Certain activities can cause infection or increased bleeding of the cervix as it is healing. Depending on the size and amount of tissue removed, your doctor will recommend abstaining from the following activities for a specified period of time:

When to Call a Doctor

Call your doctor if you have a fever over 100.4 F or experience chills, severe abdominal or pelvic pain, heavy vaginal discharge, strong vaginal odor, or bleeding that is heavier than a normal period.

Results and Follow-Up

After a LEEP, you need to have a follow-up appointment to verify that all of the abnormal cervical tissues have been removed and to ensure that abnormal cervical cells that redevelop (if any) are caught early and treated appropriately.

If you had a biopsy, your doctor will discuss those results with you, including whether you need further treatment.

For the first year after a LEEP, your doctor may want to see you every few months for a Pap test. If your Pap tests are normal after a year, you can usually go back to annual testing.

A Word From Verywell

Cervical dysplasia may be a precursor to cervical cancer. When identified and treated early, most women do not go on to develop cancer. A LEEP is one of several options for the diagnosis and treatment of abnormal cells in the cervix.

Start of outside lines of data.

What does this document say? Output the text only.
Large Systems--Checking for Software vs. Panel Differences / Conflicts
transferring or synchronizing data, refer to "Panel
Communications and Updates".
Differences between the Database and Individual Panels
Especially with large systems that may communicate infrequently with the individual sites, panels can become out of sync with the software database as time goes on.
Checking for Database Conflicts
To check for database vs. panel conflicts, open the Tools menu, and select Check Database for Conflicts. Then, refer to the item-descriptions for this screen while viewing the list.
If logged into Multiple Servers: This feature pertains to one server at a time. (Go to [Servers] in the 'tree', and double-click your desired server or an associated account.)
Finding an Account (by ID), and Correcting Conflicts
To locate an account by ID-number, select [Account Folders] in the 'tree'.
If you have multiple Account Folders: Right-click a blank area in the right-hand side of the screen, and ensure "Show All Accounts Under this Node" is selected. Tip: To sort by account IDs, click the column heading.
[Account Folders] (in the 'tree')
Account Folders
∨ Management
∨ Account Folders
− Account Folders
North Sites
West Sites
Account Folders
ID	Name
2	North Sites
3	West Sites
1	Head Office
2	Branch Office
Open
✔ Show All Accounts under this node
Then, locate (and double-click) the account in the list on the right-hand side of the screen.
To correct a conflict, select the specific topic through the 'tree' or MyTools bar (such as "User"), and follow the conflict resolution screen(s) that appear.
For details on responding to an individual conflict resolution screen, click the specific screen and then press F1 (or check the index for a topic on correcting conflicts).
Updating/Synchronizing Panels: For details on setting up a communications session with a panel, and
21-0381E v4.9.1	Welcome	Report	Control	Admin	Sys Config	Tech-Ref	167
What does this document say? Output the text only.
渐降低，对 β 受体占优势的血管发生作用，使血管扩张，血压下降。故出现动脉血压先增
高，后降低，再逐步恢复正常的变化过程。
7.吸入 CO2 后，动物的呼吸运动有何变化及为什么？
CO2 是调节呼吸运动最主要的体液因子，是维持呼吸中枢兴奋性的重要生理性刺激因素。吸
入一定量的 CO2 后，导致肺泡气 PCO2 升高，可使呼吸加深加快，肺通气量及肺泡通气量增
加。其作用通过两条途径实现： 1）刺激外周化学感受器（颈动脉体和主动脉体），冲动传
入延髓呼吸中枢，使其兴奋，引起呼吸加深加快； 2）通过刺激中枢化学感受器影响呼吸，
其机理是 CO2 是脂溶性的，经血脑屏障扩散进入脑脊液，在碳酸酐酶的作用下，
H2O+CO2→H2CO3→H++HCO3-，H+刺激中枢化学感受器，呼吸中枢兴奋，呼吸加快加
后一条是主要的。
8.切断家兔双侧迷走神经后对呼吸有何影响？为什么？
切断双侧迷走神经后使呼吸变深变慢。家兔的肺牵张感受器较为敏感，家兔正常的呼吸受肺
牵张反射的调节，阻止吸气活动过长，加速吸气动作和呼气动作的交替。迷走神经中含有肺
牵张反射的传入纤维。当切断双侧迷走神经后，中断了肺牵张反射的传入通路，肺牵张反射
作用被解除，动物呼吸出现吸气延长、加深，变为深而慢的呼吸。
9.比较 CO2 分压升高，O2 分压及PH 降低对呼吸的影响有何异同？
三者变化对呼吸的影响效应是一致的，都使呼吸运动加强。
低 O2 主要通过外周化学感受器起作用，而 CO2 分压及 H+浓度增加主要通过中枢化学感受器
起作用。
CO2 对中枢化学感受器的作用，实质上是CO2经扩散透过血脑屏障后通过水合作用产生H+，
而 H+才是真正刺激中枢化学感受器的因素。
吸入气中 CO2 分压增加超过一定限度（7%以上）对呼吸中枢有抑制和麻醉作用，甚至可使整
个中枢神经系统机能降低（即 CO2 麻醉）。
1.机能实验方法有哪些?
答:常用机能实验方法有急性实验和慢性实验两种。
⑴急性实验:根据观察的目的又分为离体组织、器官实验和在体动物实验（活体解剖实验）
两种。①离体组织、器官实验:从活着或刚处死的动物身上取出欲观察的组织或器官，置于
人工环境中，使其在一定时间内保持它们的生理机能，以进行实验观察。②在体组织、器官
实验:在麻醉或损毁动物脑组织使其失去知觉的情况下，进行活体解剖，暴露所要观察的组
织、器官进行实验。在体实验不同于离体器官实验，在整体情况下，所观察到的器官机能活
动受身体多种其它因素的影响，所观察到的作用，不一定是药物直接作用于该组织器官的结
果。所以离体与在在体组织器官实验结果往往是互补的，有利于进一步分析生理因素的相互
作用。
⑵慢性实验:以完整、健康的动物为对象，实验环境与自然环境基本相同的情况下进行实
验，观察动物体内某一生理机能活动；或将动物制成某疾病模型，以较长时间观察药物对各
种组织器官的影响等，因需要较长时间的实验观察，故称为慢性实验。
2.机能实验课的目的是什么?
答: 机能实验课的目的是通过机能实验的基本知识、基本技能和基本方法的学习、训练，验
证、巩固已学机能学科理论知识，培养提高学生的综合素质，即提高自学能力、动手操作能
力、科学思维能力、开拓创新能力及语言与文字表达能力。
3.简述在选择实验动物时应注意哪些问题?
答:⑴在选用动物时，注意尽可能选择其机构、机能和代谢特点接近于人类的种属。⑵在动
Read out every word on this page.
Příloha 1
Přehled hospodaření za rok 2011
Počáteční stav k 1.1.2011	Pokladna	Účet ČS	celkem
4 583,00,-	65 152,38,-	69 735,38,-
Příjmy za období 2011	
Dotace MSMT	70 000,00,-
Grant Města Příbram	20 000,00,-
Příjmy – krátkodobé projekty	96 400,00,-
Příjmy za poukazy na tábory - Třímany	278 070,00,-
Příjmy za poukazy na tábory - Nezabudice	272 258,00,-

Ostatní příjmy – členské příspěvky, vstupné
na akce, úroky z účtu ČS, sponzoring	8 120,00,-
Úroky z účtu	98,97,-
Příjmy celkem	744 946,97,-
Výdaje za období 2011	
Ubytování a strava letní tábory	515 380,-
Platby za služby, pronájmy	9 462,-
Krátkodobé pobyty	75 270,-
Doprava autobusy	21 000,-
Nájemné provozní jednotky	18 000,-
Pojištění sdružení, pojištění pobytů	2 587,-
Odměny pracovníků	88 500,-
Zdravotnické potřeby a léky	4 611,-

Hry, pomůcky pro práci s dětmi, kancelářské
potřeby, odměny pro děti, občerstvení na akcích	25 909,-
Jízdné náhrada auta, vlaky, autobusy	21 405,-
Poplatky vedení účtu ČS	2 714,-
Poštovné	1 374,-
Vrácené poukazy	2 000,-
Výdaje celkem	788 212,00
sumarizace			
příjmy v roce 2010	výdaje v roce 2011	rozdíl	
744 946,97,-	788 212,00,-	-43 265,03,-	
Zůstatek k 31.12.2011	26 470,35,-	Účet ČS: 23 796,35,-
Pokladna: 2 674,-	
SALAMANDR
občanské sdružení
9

If you have a LEEP procedure or another procedure for diagnosis or treatment of cervical dysplasia, be sure to follow up as recommended with your gynecologist or primary care doctor, so that any signs of abnormal cervical cells will be identified early. While cervical cancer often doesn't present with symptoms you can notice on your own, it's important to be aware of some that might occur as well.